Without the sugar dip these cookies still turned out. They were soft and cakey (in a good way) and delicious.

This is one experiment that I wil have no problem replicating. Unless I change another variable.

Experiments for life.

Edit to add that I added the chocolate chips that I felt were lacking in the pumpkin cookies to half of the batch. Yep, the pumpkin cookies definitely needed chocolate chips.

Cookie Thursday 11/7/24-soft pumpkin cookies

The Cookie Thursday is a Thing theme for November 2025 is Fall.

I asked my boss and someone else who happened to be in their office which cookie screams fall to them. They looked at each other and answered, “Pumpkin.”

I opened my Fall page on my Pinterest Cookie Thursday is a Thing board and looked up pumpkin cookies. One recipe caught my eye and it was for a soft pumpkin cookie, with no frosting.

Sold, I thought.

Until was making it and realized that it was a pumpkin Snickerdoodle recipe. Ugh. I hate making Snickerdoodles and this is probably the second time in CTIAT’s 9 years and 11 months that I made one.
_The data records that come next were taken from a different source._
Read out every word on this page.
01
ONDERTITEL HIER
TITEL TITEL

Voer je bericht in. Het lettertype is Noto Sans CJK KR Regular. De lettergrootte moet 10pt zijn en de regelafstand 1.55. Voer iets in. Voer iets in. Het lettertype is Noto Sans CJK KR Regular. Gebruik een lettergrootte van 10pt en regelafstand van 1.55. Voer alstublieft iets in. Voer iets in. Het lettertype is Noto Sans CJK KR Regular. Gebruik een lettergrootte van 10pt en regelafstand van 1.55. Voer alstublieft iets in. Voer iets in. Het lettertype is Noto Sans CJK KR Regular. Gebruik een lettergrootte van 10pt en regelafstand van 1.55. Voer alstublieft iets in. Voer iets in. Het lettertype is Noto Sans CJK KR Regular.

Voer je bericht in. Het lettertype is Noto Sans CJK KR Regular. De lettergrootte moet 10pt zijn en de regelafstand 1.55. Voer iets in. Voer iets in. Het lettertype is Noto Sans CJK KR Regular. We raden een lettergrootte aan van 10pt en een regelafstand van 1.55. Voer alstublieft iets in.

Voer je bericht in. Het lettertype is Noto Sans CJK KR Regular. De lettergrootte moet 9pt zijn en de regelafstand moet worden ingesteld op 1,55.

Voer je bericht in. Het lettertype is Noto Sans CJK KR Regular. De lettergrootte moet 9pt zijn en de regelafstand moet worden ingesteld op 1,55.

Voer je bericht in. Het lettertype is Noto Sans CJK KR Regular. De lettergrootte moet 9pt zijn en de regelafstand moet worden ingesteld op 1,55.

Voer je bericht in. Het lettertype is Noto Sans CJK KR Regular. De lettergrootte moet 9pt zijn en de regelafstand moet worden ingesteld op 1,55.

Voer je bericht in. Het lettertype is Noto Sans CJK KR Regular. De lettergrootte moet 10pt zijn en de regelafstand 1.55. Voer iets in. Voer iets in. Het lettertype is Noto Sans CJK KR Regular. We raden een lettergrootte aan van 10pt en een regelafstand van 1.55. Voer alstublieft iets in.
I will recognize that the cookies are soft.

Apparently, this is because I decreased the canned pumpkin’s water content. I thought that would make the cookies drier. Not so. I put the canned pumpkin on paper towels and let the moisture seep out. This completely changed the consistency of the canned pumpkin.

Color me surprised and impressed.

The cookies did bake up super soft and it intensified the pumpkin flavor. Who knew?

I still hated dredging each dough ball in cinnamon sugar before baking. I will try that trick when I am making sweet potato cookies.